The AS8 also includes Bluetooth 5.0 to connect to wireless devices like speakers and car systems and dual-sim functionality, which is impressive, particularly for this price. Like the AS5, it provides Wi-Fi hotspot compatibility and works on any 3G or 4G network with VoLTE (Voice over LTE) for better audio quality during calls.

While the screen does a decent job when it comes to streaming and general media consumption, the single rear speaker leaves much more to be desired. It’s not very loud, and sounds incredibly tinny, with almost next to no bass. Given the separate rear speaker being used instead of the upper front speaker, I’m surprised that it doesn’t fare at least a little better.

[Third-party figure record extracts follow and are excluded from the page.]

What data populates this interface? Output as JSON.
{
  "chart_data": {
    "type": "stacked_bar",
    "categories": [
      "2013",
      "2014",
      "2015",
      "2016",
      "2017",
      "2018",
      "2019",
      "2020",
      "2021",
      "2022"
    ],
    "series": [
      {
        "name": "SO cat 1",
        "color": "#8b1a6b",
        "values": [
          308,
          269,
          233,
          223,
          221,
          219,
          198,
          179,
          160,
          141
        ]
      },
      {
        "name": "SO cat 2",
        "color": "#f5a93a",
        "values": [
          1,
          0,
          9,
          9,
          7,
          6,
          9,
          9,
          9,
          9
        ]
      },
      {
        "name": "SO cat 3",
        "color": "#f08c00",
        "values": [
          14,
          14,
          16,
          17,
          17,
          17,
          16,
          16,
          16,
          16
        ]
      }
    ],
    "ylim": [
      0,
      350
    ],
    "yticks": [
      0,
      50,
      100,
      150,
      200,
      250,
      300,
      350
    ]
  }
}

The 8MP+.08MP dual rear camera is certainly a step up from the single 5MP lens on the AS5, and once again provides more vibrant images and natural skin tones in decent light. I wouldn’t be using this often in lower light situations, but it’s worth noting that the 0.8MP lens helps with overall zoom quality, while the autofocus never feels like it gets in the way. Unfortunately, rear camera shots contain a fair bit of noise, meaning that even in the best light, photos will still look a little grainy.

The 5MP selfie camera also provides some natural colours and skin tones without the input of oversaturating AI software, but once again does not do great in low light situations, retaining a fair amount of noise and grain.

Verdict & Value

For all the issues the Aspera AS8 might bring, make no mistake; this is still incredible value for a phone at A$149 based on the sheer amount of features alone. While the camera and speaker let it down at times, there’s more than enough to unpack here for the everyday user who wants the most bang for the buck.


Highlights: An impressive amount of features on offer for an impressively low price
Lowlights: Speaker and camera quality hold the experience back at times
Manufacturer: Aspera
Price: A$149
Available: Now

Review based on unit supplied by Aspera.